While the yield may be on the lower end, the company’s dividend growth picks up the slack – WRB has upped its dividend nine times over the last five years, translating to a robust 9.8% five-year annualized dividend growth rate.
WRB has impressed with its quarterly results as of late, exceeding both the Zacks Consensus EPS and Sales Estimates in back-to-back quarters.
In its latest release, the company penciled in a sizable 23.2% bottom-line beat paired with a 2.7% sales surprise. Below is a chart illustrating the company’s revenue on a quarterly basis.
One of the best ways investors can find expected winners is by utilizing the Zacks Rank – one of the most potent market tools out there that gives investors a massive advantage.
The top 5% of all stocks receive the highly coveted Zacks Rank #1 (Strong Buy). These stocks should outperform the market more than any other rank.
W.R. Berkley would be an excellent stock for investors to keep on their watchlists, as displayed by its Zack Rank #1 (Strong Buy).
Bear of the Day:
The Zacks Retail and Wholesale sector has fallen on tough times in 2022, down nearly 25% and lagging behind the general market by a fair margin.
A company residing in the realm, CarMax, Inc., has seen its near-term earnings outlook turn sour over the last several months, pushing the stock into a Zacks Rank #5 (Strong Sell).
CarMax Inc. is the largest retailer of used vehicles in the U.S. and one of the nation's largest operators of wholesale vehicle auctions. The company operates under two reportable segments: CarMax Sales Operations and CarMax Auto Finance.
Let’s take a closer look at the company to see how it shapes up.

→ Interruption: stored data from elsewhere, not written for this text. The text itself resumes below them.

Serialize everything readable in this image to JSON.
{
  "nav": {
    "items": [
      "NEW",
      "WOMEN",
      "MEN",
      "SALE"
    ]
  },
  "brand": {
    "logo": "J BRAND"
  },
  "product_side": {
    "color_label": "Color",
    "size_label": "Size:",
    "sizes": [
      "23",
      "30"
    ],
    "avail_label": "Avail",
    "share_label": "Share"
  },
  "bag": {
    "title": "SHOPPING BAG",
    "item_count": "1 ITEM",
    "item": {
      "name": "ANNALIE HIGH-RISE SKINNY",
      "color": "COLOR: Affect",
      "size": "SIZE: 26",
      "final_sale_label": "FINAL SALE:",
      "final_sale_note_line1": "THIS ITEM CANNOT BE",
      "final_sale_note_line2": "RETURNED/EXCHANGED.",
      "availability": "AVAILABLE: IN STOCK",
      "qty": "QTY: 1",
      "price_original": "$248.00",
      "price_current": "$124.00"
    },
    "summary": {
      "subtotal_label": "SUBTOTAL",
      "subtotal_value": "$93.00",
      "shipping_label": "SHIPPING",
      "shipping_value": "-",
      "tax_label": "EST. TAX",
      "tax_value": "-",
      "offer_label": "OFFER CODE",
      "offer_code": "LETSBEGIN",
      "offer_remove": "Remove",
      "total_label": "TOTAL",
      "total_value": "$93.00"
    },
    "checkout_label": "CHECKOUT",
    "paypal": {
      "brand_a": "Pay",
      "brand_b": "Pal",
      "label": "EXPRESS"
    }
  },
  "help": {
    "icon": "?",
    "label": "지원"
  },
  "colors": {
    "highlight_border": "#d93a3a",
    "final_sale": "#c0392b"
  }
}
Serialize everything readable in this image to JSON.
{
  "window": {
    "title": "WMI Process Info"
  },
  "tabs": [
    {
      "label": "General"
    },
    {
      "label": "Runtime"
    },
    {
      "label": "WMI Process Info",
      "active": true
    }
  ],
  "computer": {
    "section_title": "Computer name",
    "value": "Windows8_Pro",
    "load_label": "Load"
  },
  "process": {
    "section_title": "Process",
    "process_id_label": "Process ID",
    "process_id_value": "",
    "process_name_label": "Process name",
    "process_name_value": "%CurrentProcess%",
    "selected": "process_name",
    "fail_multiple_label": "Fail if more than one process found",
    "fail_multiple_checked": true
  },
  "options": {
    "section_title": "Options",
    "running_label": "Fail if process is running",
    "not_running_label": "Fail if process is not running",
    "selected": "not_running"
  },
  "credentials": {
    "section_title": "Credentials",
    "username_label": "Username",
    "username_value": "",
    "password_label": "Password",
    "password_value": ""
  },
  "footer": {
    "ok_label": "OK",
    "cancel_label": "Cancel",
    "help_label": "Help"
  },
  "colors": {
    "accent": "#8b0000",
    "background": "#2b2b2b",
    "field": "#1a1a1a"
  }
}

KMX shares have tumbled in 2022, down nearly 50% and coming nowhere near the S&P 500’s performance.
And over the last three months, the adverse price action of KMX shares has continued, with shares losing more than 30% in value and again widely lagging behind the S&P 500.
Clearly, sellers have had a tight grip on shares.
CarMax has posted mixed earnings results as of late, falling short of the Zacks Consensus EPS Estimate in three of its last five quarters. In its latest quarter, KMX fell short of earnings expectations by more than 40%.
Revenue results have also left some to be desired as of late, with the company falling short of revenue estimates in back-to-back quarters. Below is a chart illustrating KMX’s revenue on a quarterly basis.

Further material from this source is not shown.